Question

If $a + b + c = 0$ and ${a^2} + {b^2} + {c^2} = k\left( {{a^2} - bc} \right)$ , then k =
A.0
B.1
C.2
D.3

Answer 1

Hint: We will use the algebraic identity ${(a + b + c)^2} = {a^2} + {b^2} + {c^2} + 2(ab + bc + ca)$ to solve this question. We will put the given value of ${a^2} + {b^2} + {c^2} = k\left( {{a^2} - bc} \right)$in this equation and then, we will solve this equation for the value of k and check which option matches the obtained answer.

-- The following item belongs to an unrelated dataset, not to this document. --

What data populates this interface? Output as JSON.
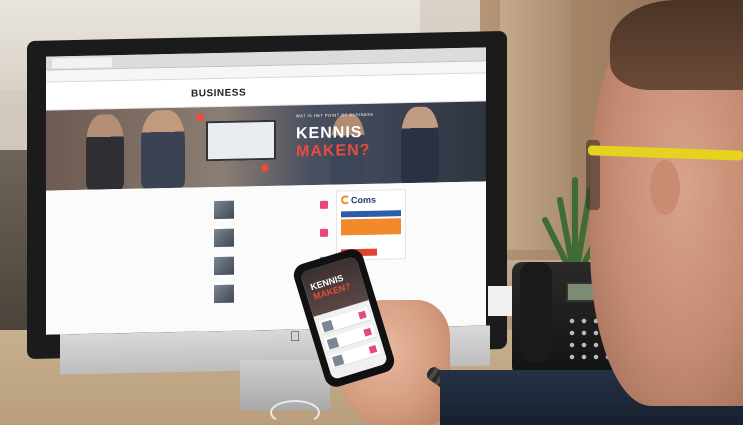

Complete step-by-step answer:
We are given that $a + b + c = 0$ and ${a^2} + {b^2} + {c^2} = k\left( {{a^2} - bc} \right)$.
We need to calculate the value of k.
We can write $a + b + c = 0$ as $a = - b - c$
Now, if $a + b + c = 0$, then ${(a + b + c)^2} = 0$
$ \Rightarrow {(a + b + c)^2} = 0$
Using the algebraic identity ${(a + b + c)^2} = {a^2} + {b^2} + {c^2} + 2(ab + bc + ca)$in the above equation to expand it, we get
$ \Rightarrow {(a + b + c)^2} = {a^2} + {b^2} + {c^2} + 2(ab + bc + ca) = 0$
$ \Rightarrow {a^2} + {b^2} + {c^2} + 2(ab + bc + ca) = 0$
Putting the given value of ${a^2} + {b^2} + {c^2} = k\left( {{a^2} - bc} \right)$ in the above equation, we get
$ \Rightarrow k\left( {{a^2} - bc} \right) + 2\left( {ab + bc + ca} \right) = 0$
$ \Rightarrow k\left( {a\left( a \right) - bc} \right) + 2\left( {ab + bc + ca} \right) = 0$
Substituting the value of $a = - b - c$ in above equation, we get
$ \Rightarrow k\left( {a\left( { - b - c} \right) - bc} \right) + 2\left( {ab + bc + ca} \right) = 0$
Simplifying this equation for the value of k, we get
$
   \Rightarrow 2\left( {ab + bc + ca} \right) = - k\left( {a\left( { - b - c} \right) - bc} \right) \\
   \Rightarrow 2\left( {ab + bc + ca} \right) = - k\left( { - ab - ac - bc} \right) \\
   \Rightarrow 2\left( {ab + bc + ca} \right) = k\left( {ab + ac + bc} \right) \\
   \Rightarrow k = 2 \\
 $
Hence, the value of k is found to be 2.
Therefore, option (C) is correct.

Note: In this question, you may go wrong while simplifying the equation after putting the value of the algebraic identity used here as we have to put the value of a derived from the given initial condition to find the value of k. Here, we have used an algebraic identity which can be defined as an equality which holds true for each and every real value of the variables used in the identity whereas an algebraic expression is an equation formed with variables, integer constants and algebraic operations such as addition, multiplication and subtraction, etc.